In one of the few early demonstrations of Windows 7, Bill Gates and Steve Ballmer last spring showed off its use of multitouch technology, similar to that in Microsoft's Surface tabletop computer.
In blog postings, Microsoft engineers have said they're working on improving the taskbar to better support users who tend to open large numbers of windows on their screen (the company's research indicates that nearly half of all users keep as many as six to nine windows open at a time), as well as to provide better ways to manage the windows themselves (including their size and arrangement). Published reports indicate that the ribbon interface that made its debut in core Office 2007 applications may also be a feature of Windows 7.

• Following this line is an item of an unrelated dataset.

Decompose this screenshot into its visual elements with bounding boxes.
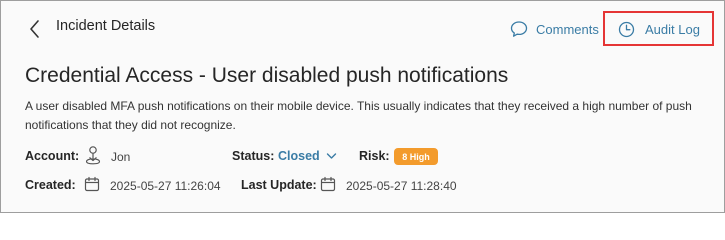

One Engineering Windows 7 blog post says that developers are looking into ways to customize notifications (the balloons that pop up on your taskbar to inform you about software and hardware updates), since many people find them intrusive. The same post suggests that Microsoft wants to better expose Windows Media features (its research shows that only 10 percent of users actually enable the Windows Media Toolbar). But the post stresses that users should be in control, because one person's useful toolbar is another's desktop clutter.
Applications: Microsoft officials have said that many of the traditional Windows accessories and applications that were bundled in Vista (including the Windows Mail e-mail client and image and video editors) will not be included in a standard Windows 7 installation. Instead, you will have the option of downloading Web-based Windows Live apps (as described on the third page of this story).